“No, wife,” said the man, “that I will never do. How could I have the heart to leave my children all alone in the wood, where the wild beasts would come quickly and devour them?”
“Oh, you fool,” replied the stepmother, “if you refuse to do this, you know we must all four perish with hunger; you may as well go and cut the wood for our coffins.” And after this she let him have no peace till he became quite worn out, and could not sleep for hours, but lay thinking in sorrow about his children.
The two children, who also were too hungry to sleep, heard all that their stepmother had said to their father. Poor little Grethel wept bitter tears as she listened, and said to her brother, “What is going to happen to us, Hansel?”
“Hush, Grethel,” he whispered, “don’t be so unhappy; I know what to do.”
Then they lay quite still till their parents were asleep.
As soon as it was quiet, Hansel got up, put on his little coat, unfastened the door, and slipped out The moon shone brightly, and the white pebble stones which lay before the cottage door glistened like new silver money. Hansel stooped and picked up as many of the pebbles as he could stuff in his little coat pockets. He then went back to Grethel and said, “Be comforted, dear little sister, and sleep in peace; heaven will take care of us.” Then he laid himself down again in bed, and slept till the day broke.

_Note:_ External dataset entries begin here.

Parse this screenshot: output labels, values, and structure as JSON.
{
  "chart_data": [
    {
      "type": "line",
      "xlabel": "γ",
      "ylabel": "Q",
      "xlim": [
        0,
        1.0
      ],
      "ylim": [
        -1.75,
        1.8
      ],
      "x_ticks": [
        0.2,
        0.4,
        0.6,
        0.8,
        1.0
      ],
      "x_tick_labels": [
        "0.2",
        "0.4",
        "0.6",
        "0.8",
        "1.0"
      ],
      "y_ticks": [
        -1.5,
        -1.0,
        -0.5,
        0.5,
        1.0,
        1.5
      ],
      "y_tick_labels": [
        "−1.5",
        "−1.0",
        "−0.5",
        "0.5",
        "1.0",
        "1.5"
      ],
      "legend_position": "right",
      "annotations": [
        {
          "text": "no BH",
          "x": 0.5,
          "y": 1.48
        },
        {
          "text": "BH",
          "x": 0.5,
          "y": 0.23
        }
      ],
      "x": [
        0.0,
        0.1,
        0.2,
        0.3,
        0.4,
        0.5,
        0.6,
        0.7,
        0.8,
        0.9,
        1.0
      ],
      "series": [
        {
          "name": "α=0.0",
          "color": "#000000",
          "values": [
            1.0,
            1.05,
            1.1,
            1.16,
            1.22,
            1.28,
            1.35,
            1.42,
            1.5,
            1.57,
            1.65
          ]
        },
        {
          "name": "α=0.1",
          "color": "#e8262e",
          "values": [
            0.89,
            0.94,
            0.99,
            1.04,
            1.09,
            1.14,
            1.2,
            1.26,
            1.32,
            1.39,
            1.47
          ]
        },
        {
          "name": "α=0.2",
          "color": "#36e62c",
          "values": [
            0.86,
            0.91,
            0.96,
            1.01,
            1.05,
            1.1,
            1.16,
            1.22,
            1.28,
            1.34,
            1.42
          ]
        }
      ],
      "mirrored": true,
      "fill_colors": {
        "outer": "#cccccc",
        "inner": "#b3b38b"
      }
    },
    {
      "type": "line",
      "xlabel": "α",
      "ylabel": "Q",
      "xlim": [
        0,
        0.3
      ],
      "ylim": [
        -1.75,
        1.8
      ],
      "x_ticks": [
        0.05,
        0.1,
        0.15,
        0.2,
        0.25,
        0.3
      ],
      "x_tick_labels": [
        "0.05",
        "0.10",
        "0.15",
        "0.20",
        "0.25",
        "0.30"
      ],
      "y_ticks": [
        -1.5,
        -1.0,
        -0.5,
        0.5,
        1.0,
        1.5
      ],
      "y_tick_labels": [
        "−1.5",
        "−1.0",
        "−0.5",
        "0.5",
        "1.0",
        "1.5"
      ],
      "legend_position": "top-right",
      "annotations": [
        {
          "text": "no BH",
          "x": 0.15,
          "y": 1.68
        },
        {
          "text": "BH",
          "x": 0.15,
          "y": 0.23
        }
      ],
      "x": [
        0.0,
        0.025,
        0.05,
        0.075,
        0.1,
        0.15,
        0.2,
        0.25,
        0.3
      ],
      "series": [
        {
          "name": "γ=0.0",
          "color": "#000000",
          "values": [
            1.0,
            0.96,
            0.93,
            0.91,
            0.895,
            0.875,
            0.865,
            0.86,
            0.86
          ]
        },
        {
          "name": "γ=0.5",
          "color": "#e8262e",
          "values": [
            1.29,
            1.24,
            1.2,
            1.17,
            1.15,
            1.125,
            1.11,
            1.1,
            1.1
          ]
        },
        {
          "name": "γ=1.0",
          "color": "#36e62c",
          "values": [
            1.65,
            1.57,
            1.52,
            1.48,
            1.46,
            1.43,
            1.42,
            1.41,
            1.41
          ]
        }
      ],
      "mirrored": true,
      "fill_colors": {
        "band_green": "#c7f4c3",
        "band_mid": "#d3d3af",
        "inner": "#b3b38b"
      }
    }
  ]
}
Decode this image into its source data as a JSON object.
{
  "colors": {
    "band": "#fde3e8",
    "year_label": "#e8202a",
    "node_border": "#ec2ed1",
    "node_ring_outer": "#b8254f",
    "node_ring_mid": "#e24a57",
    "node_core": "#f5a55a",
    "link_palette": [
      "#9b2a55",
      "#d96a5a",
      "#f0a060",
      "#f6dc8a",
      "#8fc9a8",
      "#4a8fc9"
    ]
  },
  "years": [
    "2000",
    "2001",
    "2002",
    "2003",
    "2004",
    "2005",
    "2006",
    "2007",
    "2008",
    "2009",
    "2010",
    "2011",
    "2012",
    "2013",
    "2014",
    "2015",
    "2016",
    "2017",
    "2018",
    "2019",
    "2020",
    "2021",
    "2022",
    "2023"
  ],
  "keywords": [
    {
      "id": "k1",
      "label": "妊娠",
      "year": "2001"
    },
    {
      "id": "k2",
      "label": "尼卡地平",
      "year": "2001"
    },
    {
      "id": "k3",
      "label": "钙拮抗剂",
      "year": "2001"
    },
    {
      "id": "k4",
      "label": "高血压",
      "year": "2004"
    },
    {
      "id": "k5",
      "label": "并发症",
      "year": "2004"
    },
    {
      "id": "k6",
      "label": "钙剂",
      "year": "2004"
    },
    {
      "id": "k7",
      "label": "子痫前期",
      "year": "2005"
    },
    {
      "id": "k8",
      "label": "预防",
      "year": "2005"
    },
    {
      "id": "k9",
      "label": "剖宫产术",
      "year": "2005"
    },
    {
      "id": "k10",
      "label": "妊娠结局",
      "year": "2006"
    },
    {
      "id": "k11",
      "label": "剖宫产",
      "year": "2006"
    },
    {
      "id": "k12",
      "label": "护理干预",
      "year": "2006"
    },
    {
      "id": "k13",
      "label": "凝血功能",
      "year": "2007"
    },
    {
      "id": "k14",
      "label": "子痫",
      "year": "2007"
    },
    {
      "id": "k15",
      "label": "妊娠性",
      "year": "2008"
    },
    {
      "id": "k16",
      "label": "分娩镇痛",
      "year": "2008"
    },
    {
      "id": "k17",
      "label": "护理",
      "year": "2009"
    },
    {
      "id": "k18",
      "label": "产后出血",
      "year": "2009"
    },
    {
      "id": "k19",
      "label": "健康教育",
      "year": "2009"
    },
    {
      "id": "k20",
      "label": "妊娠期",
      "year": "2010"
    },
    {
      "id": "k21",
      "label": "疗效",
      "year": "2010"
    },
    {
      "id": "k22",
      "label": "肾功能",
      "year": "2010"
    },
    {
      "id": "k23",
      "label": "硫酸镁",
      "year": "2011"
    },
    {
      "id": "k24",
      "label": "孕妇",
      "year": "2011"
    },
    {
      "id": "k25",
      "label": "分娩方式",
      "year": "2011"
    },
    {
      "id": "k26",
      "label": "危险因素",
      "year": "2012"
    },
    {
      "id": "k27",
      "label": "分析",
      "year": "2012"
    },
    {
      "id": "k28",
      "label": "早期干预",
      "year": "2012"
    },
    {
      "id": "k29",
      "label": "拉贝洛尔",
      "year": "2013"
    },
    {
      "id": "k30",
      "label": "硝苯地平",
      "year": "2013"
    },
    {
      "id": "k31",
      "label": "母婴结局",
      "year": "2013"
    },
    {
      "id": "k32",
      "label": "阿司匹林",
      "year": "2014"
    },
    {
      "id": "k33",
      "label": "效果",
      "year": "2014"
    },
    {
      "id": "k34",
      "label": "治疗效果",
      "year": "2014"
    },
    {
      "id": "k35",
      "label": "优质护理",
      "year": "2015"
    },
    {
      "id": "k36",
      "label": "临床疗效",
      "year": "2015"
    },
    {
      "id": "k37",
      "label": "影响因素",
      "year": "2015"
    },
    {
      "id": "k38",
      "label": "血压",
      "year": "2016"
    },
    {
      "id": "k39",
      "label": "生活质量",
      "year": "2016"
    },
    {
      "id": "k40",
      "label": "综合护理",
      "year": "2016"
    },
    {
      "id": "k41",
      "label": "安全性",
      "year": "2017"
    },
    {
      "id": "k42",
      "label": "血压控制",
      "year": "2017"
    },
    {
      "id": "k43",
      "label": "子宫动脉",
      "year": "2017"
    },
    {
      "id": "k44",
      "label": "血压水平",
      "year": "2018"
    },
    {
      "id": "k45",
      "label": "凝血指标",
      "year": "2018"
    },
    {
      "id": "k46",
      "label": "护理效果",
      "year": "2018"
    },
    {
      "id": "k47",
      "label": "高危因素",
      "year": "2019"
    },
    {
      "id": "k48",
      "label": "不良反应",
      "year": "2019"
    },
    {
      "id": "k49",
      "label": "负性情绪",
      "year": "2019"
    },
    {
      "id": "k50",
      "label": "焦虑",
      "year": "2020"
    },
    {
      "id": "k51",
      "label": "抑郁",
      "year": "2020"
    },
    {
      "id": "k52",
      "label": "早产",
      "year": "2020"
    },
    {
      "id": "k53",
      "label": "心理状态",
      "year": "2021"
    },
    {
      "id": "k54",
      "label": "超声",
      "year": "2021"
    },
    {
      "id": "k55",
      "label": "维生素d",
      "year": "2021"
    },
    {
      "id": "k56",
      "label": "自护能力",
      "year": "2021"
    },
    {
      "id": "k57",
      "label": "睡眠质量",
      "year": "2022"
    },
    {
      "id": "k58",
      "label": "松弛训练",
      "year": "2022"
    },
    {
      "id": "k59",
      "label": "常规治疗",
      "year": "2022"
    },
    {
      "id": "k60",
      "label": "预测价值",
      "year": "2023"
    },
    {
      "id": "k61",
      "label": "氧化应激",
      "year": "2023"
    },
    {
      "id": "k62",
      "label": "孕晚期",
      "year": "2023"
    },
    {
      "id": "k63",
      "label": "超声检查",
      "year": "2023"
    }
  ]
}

As soon as the sun was risen, the stepmother came and woke the two children, and said, “Get up, you lazy bones, and come into the wood with me to gather wood for the fire.” Then she gave each of them a piece of bread, and said, “You must keep that to eat for your dinner, and don’t quarrel over it, for you will get nothing more.”
Grethel took the bread under her charge, for Hansel’s pockets were full of pebbles. Then the stepmother led them a long way into the forest. They had gone but a very short distance when Hansel looked back at the house, and this he did again and again.
At last his stepmother said, “Why do you keep staying behind and looking back so?”
“Oh, mother,” said the boy, “I can see my little white cat sitting on the roof of the house, and I am sure she is crying for me.”
“Nonsense,” she replied; “that is not your cat; it is the morning sun shining on the chimney-pot.”
Hansel had seen no cat, but he stayed behind every time to drop a white pebble from his pocket on the ground as they walked.
As soon as they reached a thick part of the wood, their stepmother said:
“Come, children, gather some wood, and I will make a fire, for it is very cold here.”
Then Hansel and Grethel raised quite a high heap of brushwood and faggots, which soon blazed up into a bright fire, and the woman said to them:
“Sit down here, children, and rest, while I go and find your father, who is cutting wood in the forest; when we have finished our work, we will come again and fetch you.”